8 bullying melakukan hal tersebut pada orang lain tentu salah satunya didasari oleh sifat, karakter, maupun kepribadian yang dimiliki pada masing-masing individu. Berdasarkan uraian di atas maka peneliti ingin meneliti hubungan antara big five personality dengan bullying (tradisional bullying dan cyberbullying). B. Pertanyaan Penelitian Berdasarkan latar belakang yang telah dikemukakan di atas, maka peneliti merumuskan masalah penelitian Apakah ada hubungan antara big five personality dengan perilaku bullying (bullying tradisional dan cyberbullying) pada siswa SMP Darul Muttaqien Jakarta Selatan.
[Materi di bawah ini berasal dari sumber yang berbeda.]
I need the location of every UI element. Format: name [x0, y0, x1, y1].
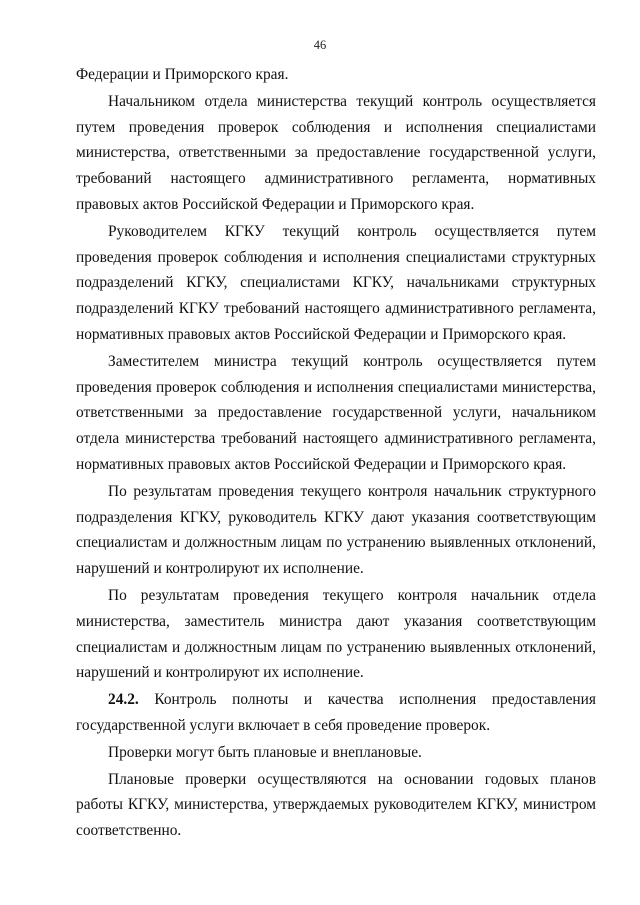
page-number: 46 [313, 38, 327, 52]
paragraph-planned-inspections: Плановые проверки осуществляются на основании годовых планов работы КГКУ, министерства, утверждаемых руководителем КГКУ, министром соответственно. [76, 770, 596, 840]
document-body [76, 62, 596, 844]
section-number: 24.2. [108, 691, 139, 709]
paragraph-kgku-head-control: Руководителем КГКУ текущий контроль осуществляется путем проведения проверок соблюдения и исполнения специалистами структурных подразделений КГКУ, специалистами КГКУ, начальниками структурных подразделений КГКУ требований настоящего административного регламента, нормативных правовых актов Российской Федерации и Приморского края. [76, 222, 596, 343]
paragraph-department-head-control: Начальником отдела министерства текущий контроль осуществляется путем проведения проверок соблюдения и исполнения специалистами министерства, ответственными за предоставление государственной услуги, требований настоящего административного регламента, нормативных правовых актов Российской Федерации и Приморского края. [76, 92, 596, 213]
section-24-2 [76, 687, 596, 739]
section-text: Контроль полноты и качества исполнения предоставления государственной услуги включает в себя проведение проверок. [76, 691, 596, 734]
paragraph-kgku-instructions: По результатам проведения текущего контроля начальник структурного подразделения КГКУ, руководитель КГКУ дают указания соответствующим специалистам и должностным лицам по устранению выявленных отклонений, нарушений и контролируют их исполнение. [76, 482, 596, 578]
paragraph-inspection-types: Проверки могут быть плановые и внеплановые. [108, 743, 422, 761]
paragraph-ministry-instructions: По результатам проведения текущего контроля начальник отдела министерства, заместитель министра дают указания соответствующим специалистам и должностным лицам по устранению выявленных отклонений, нарушений и контролируют их исполнение. [76, 586, 596, 682]
paragraph-deputy-minister-control: Заместителем министра текущий контроль осуществляется путем проведения проверок соблюдения и исполнения специалистами министерства, ответственными за предоставление государственной услуги, начальником отдела министерства требований настоящего административного регламента, нормативных правовых актов Российской Федерации и Приморского края. [76, 352, 596, 473]
paragraph-continuation: Федерации и Приморского края. [76, 66, 289, 83]
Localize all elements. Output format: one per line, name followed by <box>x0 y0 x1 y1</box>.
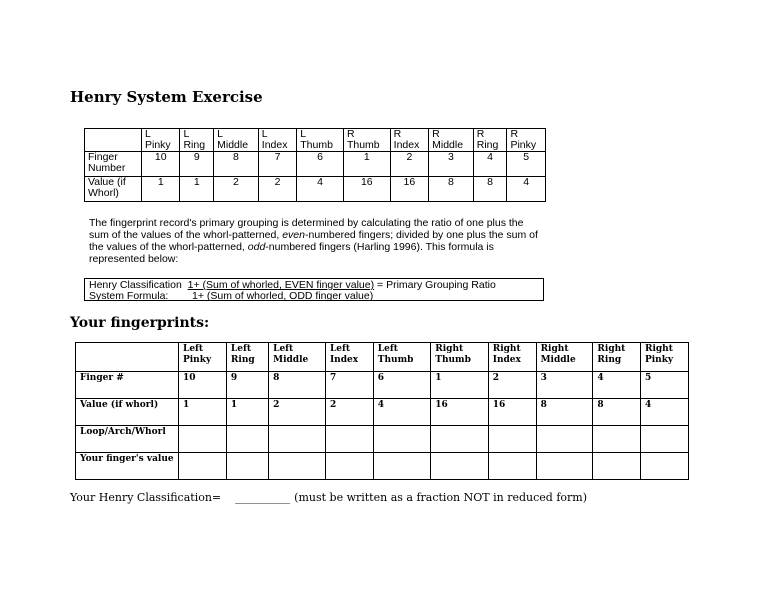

C. Tujuan Penelitian Penelitian ini bertujuan untuk mengetahui hubungan antara big five personality dengan perilaku bullying (bullying tradisional dan cyberbullying) pada siswa SMP Darul Muttaqien Jakarta Selatan. D. Manfaat Penelitian 1. Manfaat Teoritis Penelitian ini diharapkan dapat memberikan dan menambah literatur yang bermanfaat bagi perkembangan ilmu pengetahuan, khususnya psikologi sosial dan psikologi pendidikan yang berkaitan dengan big five personality dan hubungannya dengan perilaku bullying (bullying tradisional dan cyberbullying) pada siswa SMP Darul Muttaqien Jakarta Selatan.

9 2. Manfaat Praktis Memberikan informasi khususnya bagi siswa dan lembaga pendidikan yang terkait mengenai big five personality dengan perilaku bullying (bullying tradisional dan cyberbullying) pada siswa SMP Darul Muttaqien Jakarta Selatan.